The fit assumes a longer torso. If you're short-waisted, size up and expect it to hit at the hip. That's not wrong — it just changes the line. Pair it with something high-waisted or let it sit loose over a low-slung pant. The knit doesn't pill quickly, but it will pill. That's the viscose talking. Treat it like you'd treat a good merino: wash cool, lay flat, don't expect it to look new forever.

Retail sits around $350. You'll find it on sale twice a year, but not in the colours that matter.

$600–$900: Le Bambino Bag

Le Bambino — not Le Grand, not the mini, the middle child — is the bag that works past the Instagram cycle. It launched in 2017, which means it's had time to prove it isn't just a moment. The shape is a structured top-handle, curved at the base, flat across the top. It holds a phone, a cardholder, keys, lip balm, and not much else, which is either enough or it isn't.

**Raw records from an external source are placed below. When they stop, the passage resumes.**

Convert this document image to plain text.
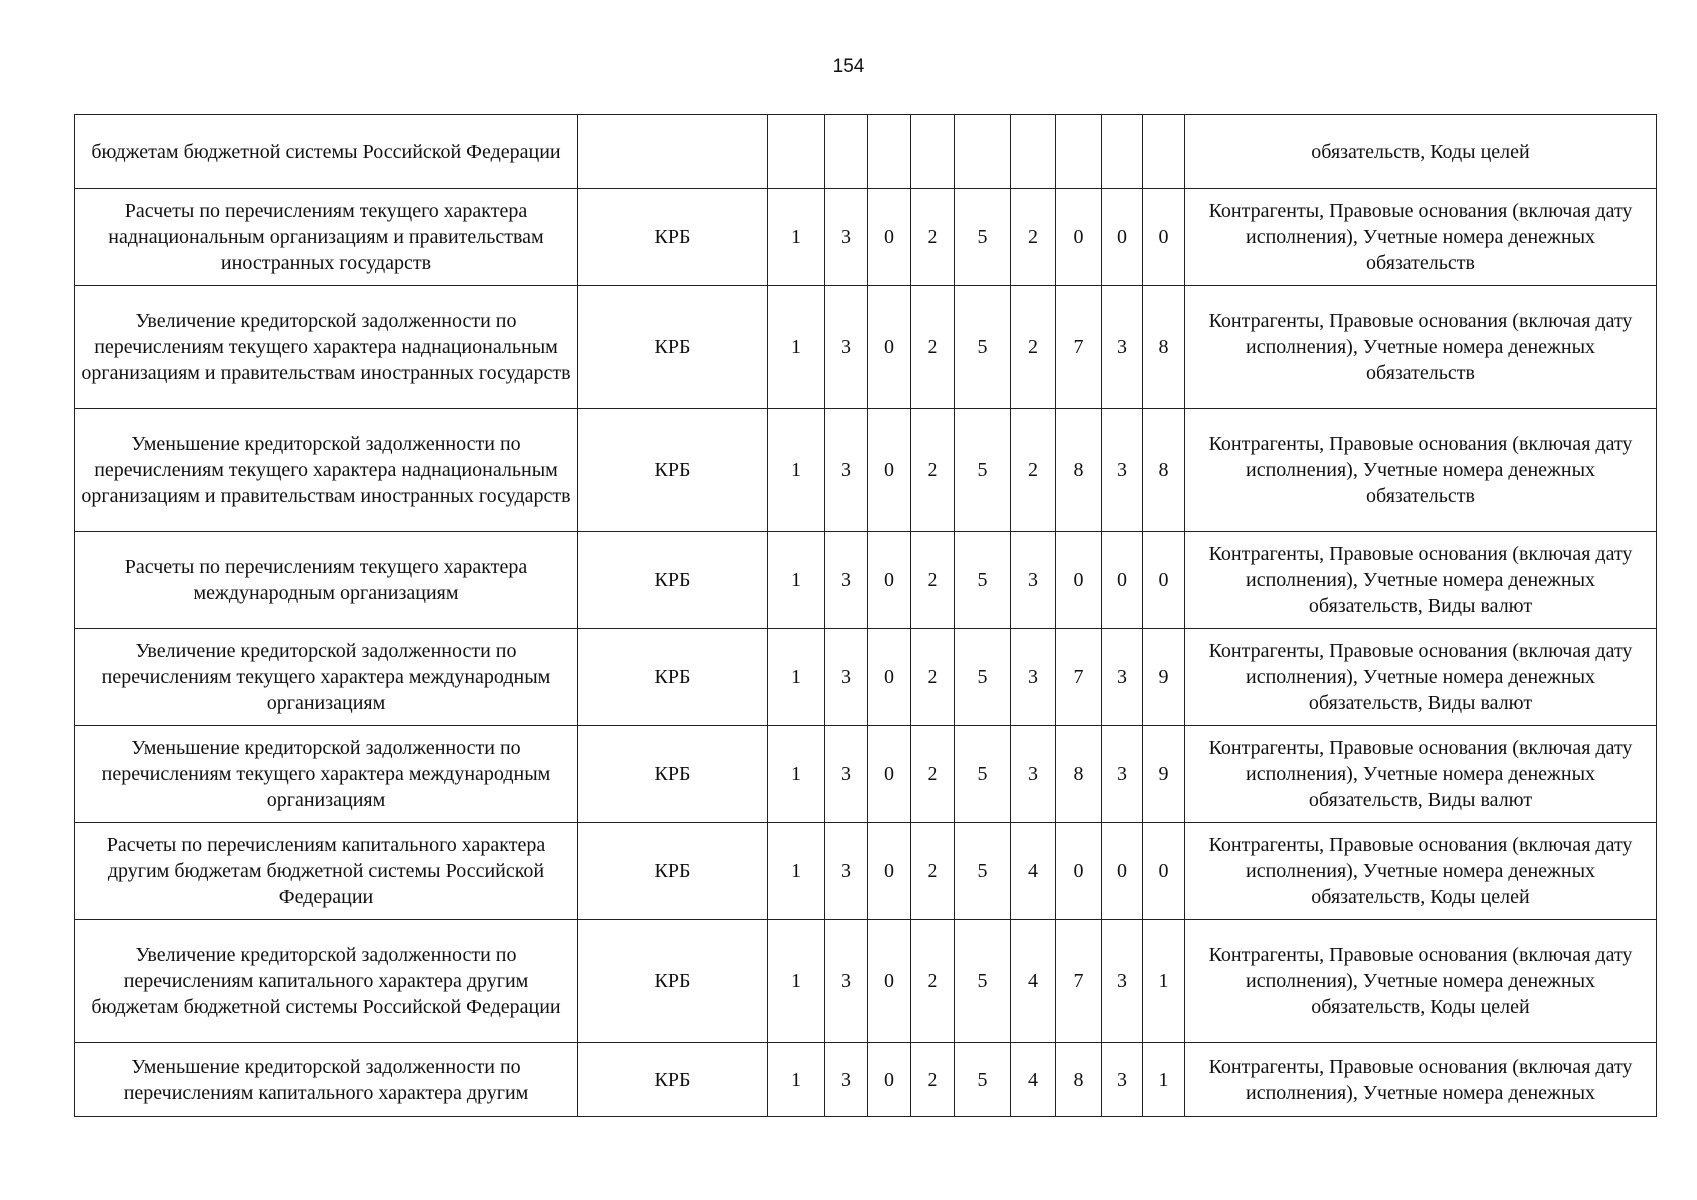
154
бюджетам бюджетной системы Российской Федерации											обязательств, Коды целей
Расчеты по перечислениям текущего характера наднациональным организациям и правительствам иностранных государств	КРБ	1	3	0	2	5	2	0	0	0	Контрагенты, Правовые основания (включая дату исполнения), Учетные номера денежных обязательств
Увеличение кредиторской задолженности по перечислениям текущего характера наднациональным организациям и правительствам иностранных государств	КРБ	1	3	0	2	5	2	7	3	8	Контрагенты, Правовые основания (включая дату исполнения), Учетные номера денежных обязательств
Уменьшение кредиторской задолженности по перечислениям текущего характера наднациональным организациям и правительствам иностранных государств	КРБ	1	3	0	2	5	2	8	3	8	Контрагенты, Правовые основания (включая дату исполнения), Учетные номера денежных обязательств
Расчеты по перечислениям текущего характера международным организациям	КРБ	1	3	0	2	5	3	0	0	0	Контрагенты, Правовые основания (включая дату исполнения), Учетные номера денежных обязательств, Виды валют
Увеличение кредиторской задолженности по перечислениям текущего характера международным организациям	КРБ	1	3	0	2	5	3	7	3	9	Контрагенты, Правовые основания (включая дату исполнения), Учетные номера денежных обязательств, Виды валют
Уменьшение кредиторской задолженности по перечислениям текущего характера международным организациям	КРБ	1	3	0	2	5	3	8	3	9	Контрагенты, Правовые основания (включая дату исполнения), Учетные номера денежных обязательств, Виды валют
Расчеты по перечислениям капитального характера другим бюджетам бюджетной системы Российской Федерации	КРБ	1	3	0	2	5	4	0	0	0	Контрагенты, Правовые основания (включая дату исполнения), Учетные номера денежных обязательств, Коды целей
Увеличение кредиторской задолженности по перечислениям капитального характера другим бюджетам бюджетной системы Российской Федерации	КРБ	1	3	0	2	5	4	7	3	1	Контрагенты, Правовые основания (включая дату исполнения), Учетные номера денежных обязательств, Коды целей
Уменьшение кредиторской задолженности по перечислениям капитального характера другим	КРБ	1	3	0	2	5	4	8	3	1	Контрагенты, Правовые основания (включая дату исполнения), Учетные номера денежных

The leather is smooth calfskin, hand-finished in Italy. It doesn't patina the way vegetable-tanned leather does, but it doesn't scratch as easily either. The handle is wide enough to sit comfortably in your palm or on your shoulder if you carry it like a baguette, which some people do and some people shouldn't. The hardware is minimal — a single magnetic closure, logo-engraved but not loud about it.

This works as an everyday bag if your everyday is edited. It works as an event bag if you don't need to bring a book. The shape is formal enough for a wedding, strange enough for a gallery opening, neutral enough for a Tuesday. The current seasonal colours skew bright — electric blue, coral, lime — but the black, cream, and tan are permanent stock. Go neutral if this is your first. Go bright if you already own three black bags and know what you're doing.

The price sits around $650 for calfskin, closer to $850 for the embossed croc-effect versions. The latter doesn't add function. It adds texture, which matters only if texture matters to you.

Over $1,200: La Veste Obiou Wool Blazer

The tailoring is where Jacquemus gets serious. La Veste Obiou is a single-breasted wool blazer, cut long through the body, nipped at the waist, with a notched lapel that sits wider than you expect. The shoulders are soft but structured — there's a pad, but it doesn't announce itself. The sleeves are slightly extended, which gives the whole thing a borrowed-from-someone-taller feeling without looking like you borrowed it from someone taller.

This is suiting that doesn't ask to be worn as a suit. It works over a slip dress, over jeans, over wide-leg trousers in the same fabric if you want the full look. The wool is a mid-weight gabardine, sourced from Italian mills, with enough body to hold the shape but enough drape to move when you do. It's unlined through the body, half-lined through the sleeves, which keeps it from feeling heavy in warmer months.

The fit assumes a European frame — narrow through the shoulders, longer through the torso. If you're broad-shouldered or short-waisted, size up and take it to a tailor. The proportions are specific enough that they won't work on everyone without adjustment, and that's fine. A blazer this considered should be tailored anyway.

Retail is around $1,400. It goes on sale once a year, usually in January, but not in the core colours. Expect to pay full price for black, navy, or camel.

Longevity

Jacquemus isn't built for posterity the way Hermès is built for posterity, but it's built better than people assume. The knits will stretch. The leather will scuff. The wool will need to be pressed. That's what happens when you wear things.

The key is storage. Keep knits folded, not hung. Keep leather out of direct heat. Have the blazer cleaned once a season, even if you don't think it needs it. Treat these pieces like you'd treat anything you paid for with intention — not preciously, but with regard.